Profit reports for the first quarter are becoming available and investors are hopeful for improvements due to heavy cost-cutting efforts. In fact, compared to last year’s results, it won’t take much for companies to post better numbers. In addition to streamlined operations, companies got support from heavy government stimulus spending and record-low interest rates. Investors will be looking for companies to sustain improvements without government assistance going forward.
Stu Schweitzer, global markets strategist at J.P. Morgan’s Private Bank in New York mentioned that the forecasts that companies provide often are far more important than the earnings they report because investors are paying for stocks to get a slice of a company’s future profits.
Recently, the Standard & Poor’s 500 Index rose to an 18-month high on expectations that companies are getting stronger. According to analysts polled by Thomson Reuters, estimated first-quarter earnings growth rate for companies that make up the S&P 500 index is 37 percent.

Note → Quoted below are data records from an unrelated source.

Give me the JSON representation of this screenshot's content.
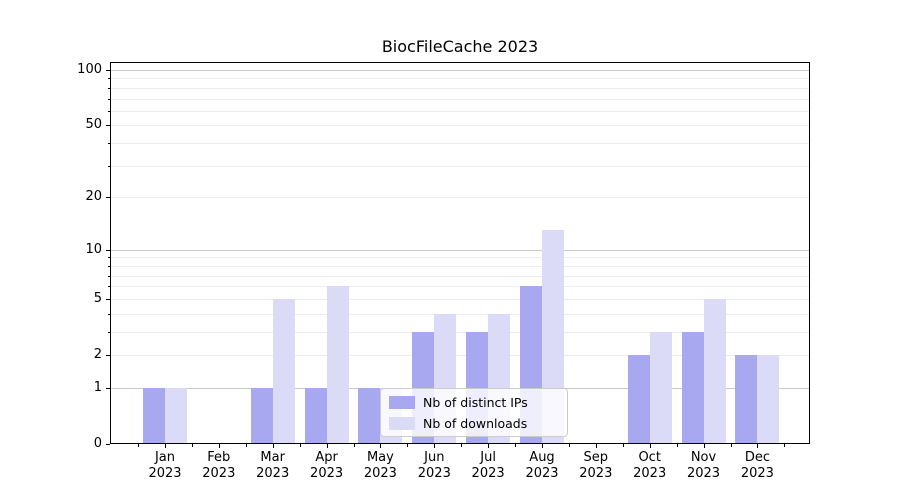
{
  "title": "BiocFileCache 2023",
  "chart_data": {
    "type": "bar",
    "title": "BiocFileCache 2023",
    "yscale": "log1p",
    "grid": "horizontal",
    "legend_position": "lower center",
    "year": "2023",
    "months": [
      "Jan",
      "Feb",
      "Mar",
      "Apr",
      "May",
      "Jun",
      "Jul",
      "Aug",
      "Sep",
      "Oct",
      "Nov",
      "Dec"
    ],
    "categories": [
      "Jan 2023",
      "Feb 2023",
      "Mar 2023",
      "Apr 2023",
      "May 2023",
      "Jun 2023",
      "Jul 2023",
      "Aug 2023",
      "Sep 2023",
      "Oct 2023",
      "Nov 2023",
      "Dec 2023"
    ],
    "y_ticks": [
      0,
      1,
      2,
      5,
      10,
      20,
      50,
      100
    ],
    "y_major_gridlines": [
      1,
      10,
      100
    ],
    "y_minor_gridlines": [
      2,
      3,
      4,
      5,
      6,
      7,
      8,
      9,
      20,
      30,
      40,
      50,
      60,
      70,
      80,
      90
    ],
    "ylim": [
      0,
      110
    ],
    "series": [
      {
        "name": "Nb of distinct IPs",
        "slug": "distinct-ips",
        "color": "#a8a8f1",
        "values": [
          1,
          0,
          1,
          1,
          1,
          3,
          3,
          6,
          0,
          2,
          3,
          2
        ]
      },
      {
        "name": "Nb of downloads",
        "slug": "downloads",
        "color": "#dbdbf8",
        "values": [
          1,
          0,
          5,
          6,
          1,
          4,
          4,
          13,
          0,
          3,
          5,
          2
        ]
      }
    ]
  },
  "colors": {
    "background": "#ffffff",
    "spine": "#000000",
    "major_grid": "#c9c9c9",
    "minor_grid": "#ececec",
    "legend_border": "#cccccc",
    "text": "#000000"
  }
}
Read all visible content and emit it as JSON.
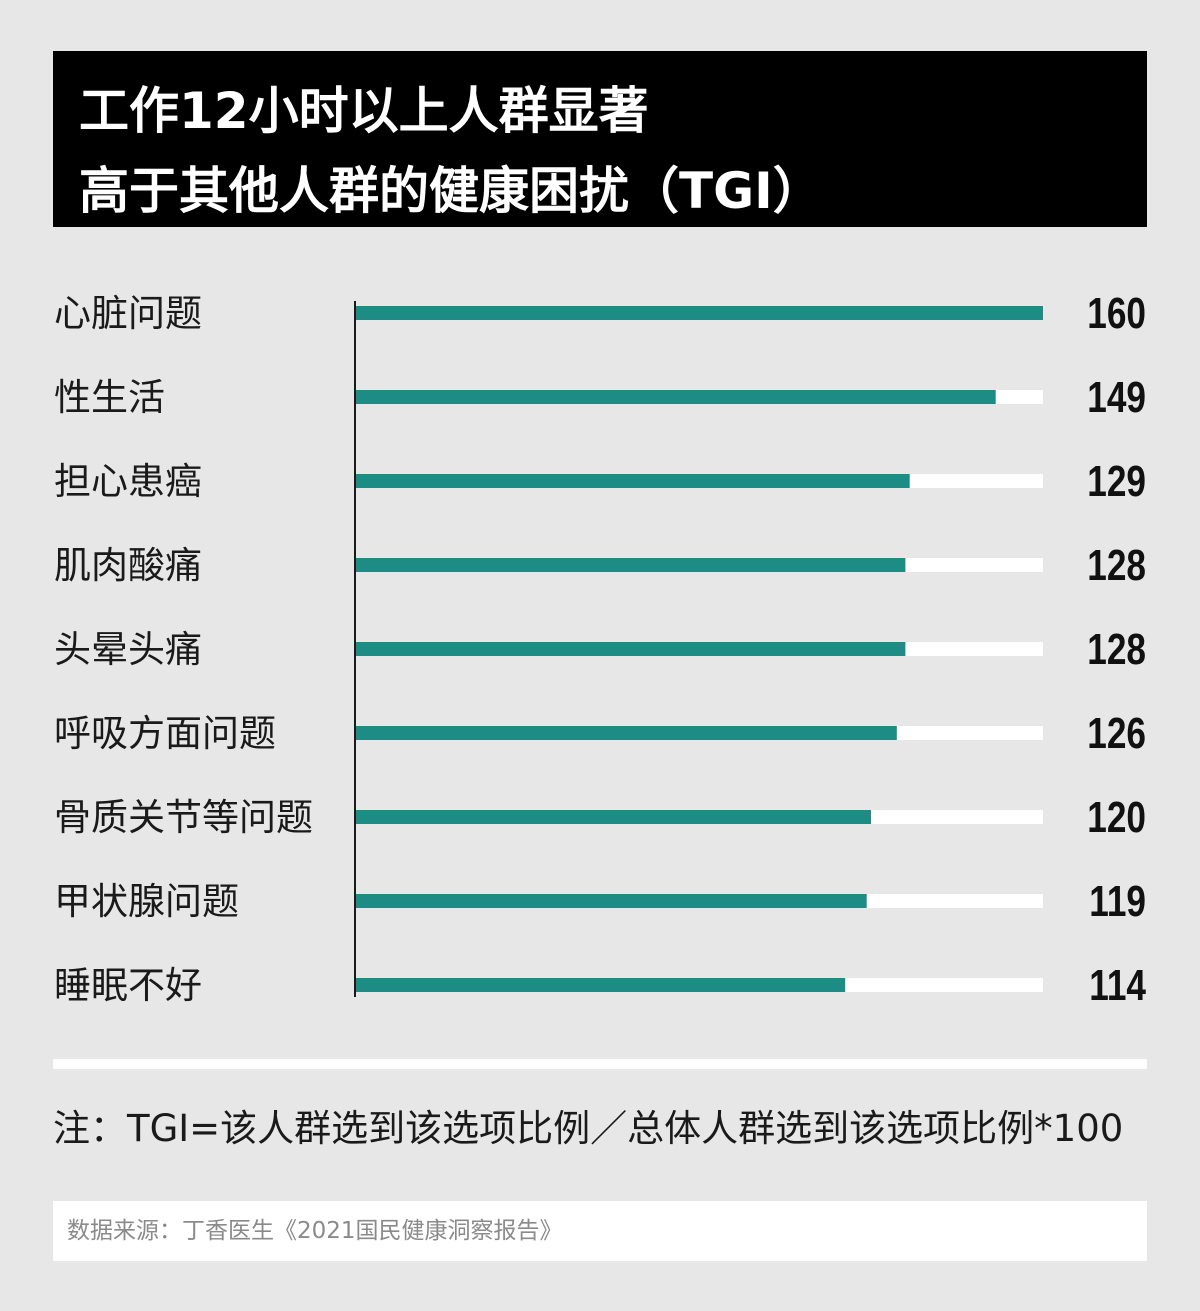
{
  "title_lines": [
    "工作12小时以上人群显著",
    "高于其他人群的健康困扰（TGI）"
  ],
  "note": "注：TGI=该人群选到该选项比例／总体人群选到该选项比例*100",
  "source": "数据来源：丁香医生《2021国民健康洞察报告》",
  "colors": {
    "background": "#e7e7e7",
    "bar": "#1c8c85",
    "track": "#ffffff",
    "axis": "#1a1a1a",
    "title_bg": "#000000"
  },
  "chart_data": {
    "type": "bar",
    "orientation": "horizontal",
    "categories": [
      "心脏问题",
      "性生活",
      "担心患癌",
      "肌肉酸痛",
      "头晕头痛",
      "呼吸方面问题",
      "骨质关节等问题",
      "甲状腺问题",
      "睡眠不好"
    ],
    "values": [
      160,
      149,
      129,
      128,
      128,
      126,
      120,
      119,
      114
    ],
    "xlim": [
      0,
      160
    ],
    "title": "",
    "xlabel": "",
    "ylabel": "",
    "data_labels": true,
    "grid": false,
    "legend": "none"
  }
}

Investors are optimistic that the coming quarters will show stronger revenue and higher profits due to the fact that the government reported the economy added jobs in March at the fastest pace in three years.
According to Tim Speiss, chairman of the personal wealth advisers practice at Eisner LLP in New York, the pace of recovery in earnings all comes down to jobs, because without gains in employment consumers won’t spend, and that means companies will find it hard to keep improving their bottom line.